Some wondered about a way to transport gondola passengers from a terminal at the Brew Pub lot toward the transit center, which anchors the area’s bus system. It seems the thinking is if the gondola terminal was at or close to the transit center, it would be easier to move people to their destination on the buses.
Deer Valley wants to build a gondola link to Main Street as another entry point to the slopes. It sees a slopes-to-shops gondola as something that will increase its competitiveness. Tourism boosters, meanwhile, see a gondola between Main Street and Deer Valley as something that will set Park City apart in the ski industry. The Park City Mountain Resort slopes are already connected to Main Street via the Town Lift.

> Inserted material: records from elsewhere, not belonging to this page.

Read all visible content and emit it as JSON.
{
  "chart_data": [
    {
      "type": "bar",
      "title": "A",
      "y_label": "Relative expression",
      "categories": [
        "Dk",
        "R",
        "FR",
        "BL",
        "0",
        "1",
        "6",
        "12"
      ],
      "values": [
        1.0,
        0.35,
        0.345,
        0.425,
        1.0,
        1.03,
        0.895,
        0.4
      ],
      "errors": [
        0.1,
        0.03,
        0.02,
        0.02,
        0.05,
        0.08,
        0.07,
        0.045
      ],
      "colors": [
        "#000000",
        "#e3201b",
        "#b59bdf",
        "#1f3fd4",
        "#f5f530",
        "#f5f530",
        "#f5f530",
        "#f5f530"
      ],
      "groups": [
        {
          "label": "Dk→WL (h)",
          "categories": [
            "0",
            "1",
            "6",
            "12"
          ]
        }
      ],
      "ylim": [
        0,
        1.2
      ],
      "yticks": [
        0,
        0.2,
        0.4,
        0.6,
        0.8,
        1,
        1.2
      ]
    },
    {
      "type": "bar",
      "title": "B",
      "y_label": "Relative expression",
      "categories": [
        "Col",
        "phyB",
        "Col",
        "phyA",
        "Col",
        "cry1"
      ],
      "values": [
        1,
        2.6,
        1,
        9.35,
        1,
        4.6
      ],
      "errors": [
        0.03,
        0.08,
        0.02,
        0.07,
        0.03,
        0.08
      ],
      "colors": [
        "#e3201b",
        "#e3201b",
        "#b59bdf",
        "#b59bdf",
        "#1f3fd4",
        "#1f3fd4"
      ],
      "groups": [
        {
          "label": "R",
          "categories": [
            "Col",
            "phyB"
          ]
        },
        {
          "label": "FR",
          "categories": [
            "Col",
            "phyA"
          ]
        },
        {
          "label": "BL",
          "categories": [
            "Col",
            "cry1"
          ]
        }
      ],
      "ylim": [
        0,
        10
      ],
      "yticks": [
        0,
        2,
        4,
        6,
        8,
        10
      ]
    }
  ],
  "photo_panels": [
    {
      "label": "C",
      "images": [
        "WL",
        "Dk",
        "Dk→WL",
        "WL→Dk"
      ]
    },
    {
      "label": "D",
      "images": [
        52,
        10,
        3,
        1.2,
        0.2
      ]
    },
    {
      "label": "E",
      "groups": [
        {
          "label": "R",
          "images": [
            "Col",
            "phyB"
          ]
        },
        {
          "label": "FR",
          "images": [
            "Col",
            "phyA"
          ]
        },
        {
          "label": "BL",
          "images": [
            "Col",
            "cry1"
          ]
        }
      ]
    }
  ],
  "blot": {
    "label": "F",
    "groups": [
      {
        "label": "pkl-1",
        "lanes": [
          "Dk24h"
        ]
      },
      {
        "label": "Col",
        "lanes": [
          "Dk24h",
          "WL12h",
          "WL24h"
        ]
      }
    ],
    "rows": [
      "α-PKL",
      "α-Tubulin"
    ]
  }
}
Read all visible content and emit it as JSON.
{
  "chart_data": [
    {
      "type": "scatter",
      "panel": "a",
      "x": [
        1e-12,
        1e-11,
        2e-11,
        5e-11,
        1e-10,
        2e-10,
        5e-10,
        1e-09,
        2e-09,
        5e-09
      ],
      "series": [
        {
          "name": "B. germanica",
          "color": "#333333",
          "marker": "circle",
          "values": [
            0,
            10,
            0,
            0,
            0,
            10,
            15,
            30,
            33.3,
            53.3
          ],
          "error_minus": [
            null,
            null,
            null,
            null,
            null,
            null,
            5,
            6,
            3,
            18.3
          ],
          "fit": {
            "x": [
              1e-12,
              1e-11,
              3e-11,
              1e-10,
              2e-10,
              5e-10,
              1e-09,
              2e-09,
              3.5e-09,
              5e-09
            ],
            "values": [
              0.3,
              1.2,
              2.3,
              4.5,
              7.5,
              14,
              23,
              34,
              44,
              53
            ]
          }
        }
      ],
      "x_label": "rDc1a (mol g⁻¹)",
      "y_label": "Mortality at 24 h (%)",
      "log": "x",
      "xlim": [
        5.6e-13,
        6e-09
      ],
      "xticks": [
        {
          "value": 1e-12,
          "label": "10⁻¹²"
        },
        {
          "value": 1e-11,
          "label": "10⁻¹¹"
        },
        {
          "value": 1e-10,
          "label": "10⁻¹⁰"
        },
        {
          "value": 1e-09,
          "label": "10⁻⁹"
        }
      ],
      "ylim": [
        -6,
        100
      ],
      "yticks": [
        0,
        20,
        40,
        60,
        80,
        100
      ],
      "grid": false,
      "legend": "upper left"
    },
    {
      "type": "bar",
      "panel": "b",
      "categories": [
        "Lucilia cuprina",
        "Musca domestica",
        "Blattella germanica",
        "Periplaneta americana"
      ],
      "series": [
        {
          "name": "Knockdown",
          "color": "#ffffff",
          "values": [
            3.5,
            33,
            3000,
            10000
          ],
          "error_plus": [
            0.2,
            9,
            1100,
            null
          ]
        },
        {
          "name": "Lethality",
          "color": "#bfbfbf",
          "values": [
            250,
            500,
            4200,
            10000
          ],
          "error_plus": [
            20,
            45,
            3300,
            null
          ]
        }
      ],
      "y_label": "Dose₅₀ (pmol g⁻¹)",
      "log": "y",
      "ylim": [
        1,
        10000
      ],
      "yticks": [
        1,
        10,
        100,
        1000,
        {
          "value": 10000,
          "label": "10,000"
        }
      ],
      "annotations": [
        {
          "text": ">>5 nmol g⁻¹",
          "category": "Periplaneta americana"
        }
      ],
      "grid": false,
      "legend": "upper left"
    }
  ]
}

The Planning Commission discussion was centered on the long-running rewrite of City Hall’s General Plan, an overarching document that guides growth. One of the draft sections, dedicated to upper Deer Valley, includes a statement about connection to that part of the city, but the statement does not provide details.
"Improved connectivity to decrease vehicle miles traveled and connect this remote neighborhood to the rest of town would be a welcomed opportunity," the statement says, indicating that a connection could "synergize the two neighborhoods with increased sales and reservations."
The statement does not mention a gondola, but a picture accompanying the text about upper Deer Valley shows a gondola painted in a shade of green similar to Deer Valley’s well-known green color.
Deer Valley has said a gondola could debut for the 2014-2015 ski season, at the earliest.